Validation loss: 0.943240225315094, Accuracy: 0.7651515151515151


In [3]:
# Function to test the model with a single input
def test_model(sentence):
    # Tokenize the input
    encoding = tokenizer(sentence, truncation=True, padding=True, max_length=128, return_tensors="tf")
    outputs = model(encoding)
    logits = outputs.logits

    # Get predicted class
    predicted_class = tf.argmax(logits, axis=1).numpy()[0]
    return predicted_class

# Test an example sentence
example_sentence = "The lack of taste is making it hard to enjoy anything, even drinks."
predicted_class = test_model(example_sentence)

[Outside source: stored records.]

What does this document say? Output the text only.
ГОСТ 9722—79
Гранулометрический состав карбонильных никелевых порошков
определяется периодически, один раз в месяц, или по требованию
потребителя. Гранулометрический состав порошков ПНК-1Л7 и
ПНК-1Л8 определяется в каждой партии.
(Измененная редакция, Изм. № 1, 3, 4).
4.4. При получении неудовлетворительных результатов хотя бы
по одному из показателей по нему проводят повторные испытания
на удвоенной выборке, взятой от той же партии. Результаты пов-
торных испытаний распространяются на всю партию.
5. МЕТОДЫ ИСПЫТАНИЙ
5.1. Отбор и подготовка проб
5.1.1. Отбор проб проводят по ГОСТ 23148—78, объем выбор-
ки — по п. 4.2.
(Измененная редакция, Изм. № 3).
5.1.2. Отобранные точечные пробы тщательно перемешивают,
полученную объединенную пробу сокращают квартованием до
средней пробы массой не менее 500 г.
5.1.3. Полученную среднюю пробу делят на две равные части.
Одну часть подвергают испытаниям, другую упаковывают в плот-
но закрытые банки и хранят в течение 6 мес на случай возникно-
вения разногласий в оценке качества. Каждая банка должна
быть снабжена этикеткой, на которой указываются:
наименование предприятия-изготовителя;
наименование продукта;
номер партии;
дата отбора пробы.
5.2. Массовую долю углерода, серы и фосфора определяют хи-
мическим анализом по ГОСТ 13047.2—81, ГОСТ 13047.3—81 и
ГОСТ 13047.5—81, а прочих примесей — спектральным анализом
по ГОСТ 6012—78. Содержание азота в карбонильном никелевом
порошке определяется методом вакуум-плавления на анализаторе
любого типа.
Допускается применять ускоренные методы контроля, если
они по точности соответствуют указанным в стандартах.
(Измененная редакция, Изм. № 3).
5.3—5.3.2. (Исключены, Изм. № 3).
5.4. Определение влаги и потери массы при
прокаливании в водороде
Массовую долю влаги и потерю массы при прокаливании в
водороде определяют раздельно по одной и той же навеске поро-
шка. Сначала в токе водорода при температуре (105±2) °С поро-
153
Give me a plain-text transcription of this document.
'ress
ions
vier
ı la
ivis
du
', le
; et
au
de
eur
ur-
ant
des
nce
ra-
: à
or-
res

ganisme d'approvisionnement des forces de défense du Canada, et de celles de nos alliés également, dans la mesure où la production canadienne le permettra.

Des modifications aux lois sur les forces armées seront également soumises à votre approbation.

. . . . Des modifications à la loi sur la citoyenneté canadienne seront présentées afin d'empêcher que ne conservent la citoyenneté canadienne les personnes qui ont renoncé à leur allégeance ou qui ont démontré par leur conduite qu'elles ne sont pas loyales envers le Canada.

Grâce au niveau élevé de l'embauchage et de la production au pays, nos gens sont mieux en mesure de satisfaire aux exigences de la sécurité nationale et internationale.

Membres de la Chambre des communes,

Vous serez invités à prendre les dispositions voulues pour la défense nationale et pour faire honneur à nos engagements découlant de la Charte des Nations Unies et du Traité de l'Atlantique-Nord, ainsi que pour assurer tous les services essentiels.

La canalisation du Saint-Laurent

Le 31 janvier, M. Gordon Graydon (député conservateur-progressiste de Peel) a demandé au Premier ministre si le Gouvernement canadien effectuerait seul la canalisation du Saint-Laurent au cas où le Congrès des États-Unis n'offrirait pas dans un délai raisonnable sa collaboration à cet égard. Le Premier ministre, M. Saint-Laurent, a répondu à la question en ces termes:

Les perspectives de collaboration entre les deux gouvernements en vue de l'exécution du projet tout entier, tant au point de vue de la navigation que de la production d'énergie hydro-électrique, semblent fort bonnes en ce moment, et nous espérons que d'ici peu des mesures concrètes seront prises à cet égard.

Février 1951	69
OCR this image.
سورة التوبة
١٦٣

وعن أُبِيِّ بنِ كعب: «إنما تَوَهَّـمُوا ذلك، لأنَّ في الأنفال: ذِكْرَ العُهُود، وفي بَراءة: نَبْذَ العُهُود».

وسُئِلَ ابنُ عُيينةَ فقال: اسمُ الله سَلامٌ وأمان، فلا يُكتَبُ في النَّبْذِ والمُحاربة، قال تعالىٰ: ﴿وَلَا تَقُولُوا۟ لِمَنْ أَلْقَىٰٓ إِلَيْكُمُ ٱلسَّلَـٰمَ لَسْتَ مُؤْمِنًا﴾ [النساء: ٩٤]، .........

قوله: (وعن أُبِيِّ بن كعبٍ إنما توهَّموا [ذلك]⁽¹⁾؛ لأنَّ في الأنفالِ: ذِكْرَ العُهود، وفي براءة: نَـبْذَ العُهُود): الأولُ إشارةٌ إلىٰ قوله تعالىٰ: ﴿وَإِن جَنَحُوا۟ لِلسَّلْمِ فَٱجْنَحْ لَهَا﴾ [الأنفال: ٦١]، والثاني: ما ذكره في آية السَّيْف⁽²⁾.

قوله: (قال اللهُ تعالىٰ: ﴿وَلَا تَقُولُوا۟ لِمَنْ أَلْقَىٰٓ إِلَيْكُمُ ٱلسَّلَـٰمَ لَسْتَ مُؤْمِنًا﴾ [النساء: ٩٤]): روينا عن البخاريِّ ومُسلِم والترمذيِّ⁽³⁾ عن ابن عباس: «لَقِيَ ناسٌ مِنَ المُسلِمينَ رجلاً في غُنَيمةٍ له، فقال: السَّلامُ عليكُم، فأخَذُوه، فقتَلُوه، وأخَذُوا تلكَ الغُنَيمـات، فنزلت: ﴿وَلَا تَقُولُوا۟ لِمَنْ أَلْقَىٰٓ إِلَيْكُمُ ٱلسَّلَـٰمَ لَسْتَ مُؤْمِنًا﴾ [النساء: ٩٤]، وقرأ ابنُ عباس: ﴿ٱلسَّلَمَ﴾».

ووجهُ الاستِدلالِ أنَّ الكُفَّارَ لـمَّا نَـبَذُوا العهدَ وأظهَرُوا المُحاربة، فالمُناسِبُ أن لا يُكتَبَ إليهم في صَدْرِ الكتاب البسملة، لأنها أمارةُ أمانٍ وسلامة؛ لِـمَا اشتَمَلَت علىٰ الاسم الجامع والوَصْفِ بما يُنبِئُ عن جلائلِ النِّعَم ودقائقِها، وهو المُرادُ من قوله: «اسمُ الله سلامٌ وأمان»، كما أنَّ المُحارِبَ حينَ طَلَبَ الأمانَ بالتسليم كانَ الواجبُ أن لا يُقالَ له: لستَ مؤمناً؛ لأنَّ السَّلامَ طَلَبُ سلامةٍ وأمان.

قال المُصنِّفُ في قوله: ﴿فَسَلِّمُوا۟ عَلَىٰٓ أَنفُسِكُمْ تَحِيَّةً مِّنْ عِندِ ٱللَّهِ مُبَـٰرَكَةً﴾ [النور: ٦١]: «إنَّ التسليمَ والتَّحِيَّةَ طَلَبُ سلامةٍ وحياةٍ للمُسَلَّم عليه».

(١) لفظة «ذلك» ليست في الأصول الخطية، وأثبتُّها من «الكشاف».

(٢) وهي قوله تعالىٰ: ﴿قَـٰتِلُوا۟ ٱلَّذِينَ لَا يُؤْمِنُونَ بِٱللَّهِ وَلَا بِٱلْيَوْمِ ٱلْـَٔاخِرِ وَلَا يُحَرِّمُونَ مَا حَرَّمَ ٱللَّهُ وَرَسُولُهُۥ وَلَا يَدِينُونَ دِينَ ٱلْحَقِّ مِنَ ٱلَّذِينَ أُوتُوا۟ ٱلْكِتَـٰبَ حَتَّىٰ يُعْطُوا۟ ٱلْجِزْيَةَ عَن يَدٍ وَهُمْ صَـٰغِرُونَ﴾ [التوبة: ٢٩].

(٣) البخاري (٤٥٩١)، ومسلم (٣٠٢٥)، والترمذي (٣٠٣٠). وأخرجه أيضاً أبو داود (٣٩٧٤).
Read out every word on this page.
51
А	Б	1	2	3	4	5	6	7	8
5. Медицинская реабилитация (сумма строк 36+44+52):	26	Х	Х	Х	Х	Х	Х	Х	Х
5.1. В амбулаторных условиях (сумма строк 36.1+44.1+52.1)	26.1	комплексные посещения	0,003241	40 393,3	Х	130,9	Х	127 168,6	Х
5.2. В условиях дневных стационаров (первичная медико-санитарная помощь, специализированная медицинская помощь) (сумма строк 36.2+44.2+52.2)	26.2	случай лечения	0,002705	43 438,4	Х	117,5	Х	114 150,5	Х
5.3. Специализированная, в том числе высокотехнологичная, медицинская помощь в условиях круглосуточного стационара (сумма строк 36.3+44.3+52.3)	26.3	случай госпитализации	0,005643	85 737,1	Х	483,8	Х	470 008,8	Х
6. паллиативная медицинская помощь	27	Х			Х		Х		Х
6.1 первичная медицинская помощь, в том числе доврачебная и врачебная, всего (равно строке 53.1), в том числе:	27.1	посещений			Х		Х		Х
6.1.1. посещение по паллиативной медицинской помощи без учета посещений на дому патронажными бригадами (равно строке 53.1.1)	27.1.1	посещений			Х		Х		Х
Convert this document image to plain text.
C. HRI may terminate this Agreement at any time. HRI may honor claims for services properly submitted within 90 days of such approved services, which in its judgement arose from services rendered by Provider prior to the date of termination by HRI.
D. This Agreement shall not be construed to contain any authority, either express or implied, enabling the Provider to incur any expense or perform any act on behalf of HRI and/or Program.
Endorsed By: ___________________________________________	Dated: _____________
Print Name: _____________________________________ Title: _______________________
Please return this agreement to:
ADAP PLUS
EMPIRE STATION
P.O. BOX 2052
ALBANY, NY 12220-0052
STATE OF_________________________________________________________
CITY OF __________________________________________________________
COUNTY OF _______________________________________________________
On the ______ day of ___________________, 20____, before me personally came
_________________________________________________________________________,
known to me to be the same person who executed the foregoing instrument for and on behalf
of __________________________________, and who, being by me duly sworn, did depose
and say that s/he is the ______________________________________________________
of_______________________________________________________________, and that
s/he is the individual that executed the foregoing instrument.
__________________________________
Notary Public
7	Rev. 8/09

# Map the predicted class to the intent
intent = data['intents'][predicted_class]['intent']
print(f"Predicted intent: {intent}")


Predicted intent: Loss of Taste


In [4]:
import pickle

In [5]:
# Map the predicted class to the intent
intent = data['intents'][predicted_class]['intent']
print(f"Predicted intent: {intent}")

# Save the model and tokenizer
model.save_pretrained('./saved_model')
tokenizer.save_pretrained('./saved_model')

# Pickle the label mappings
label_mapping = {i: intent['intent'] for i, intent in enumerate(data['intents'])}
with open('label_mapping.pkl', 'wb') as f:
    pickle.dump(label_mapping, f)

print("Model and label mapping saved successfully!")

Predicted intent: Loss of Taste
Model and label mapping saved successfully!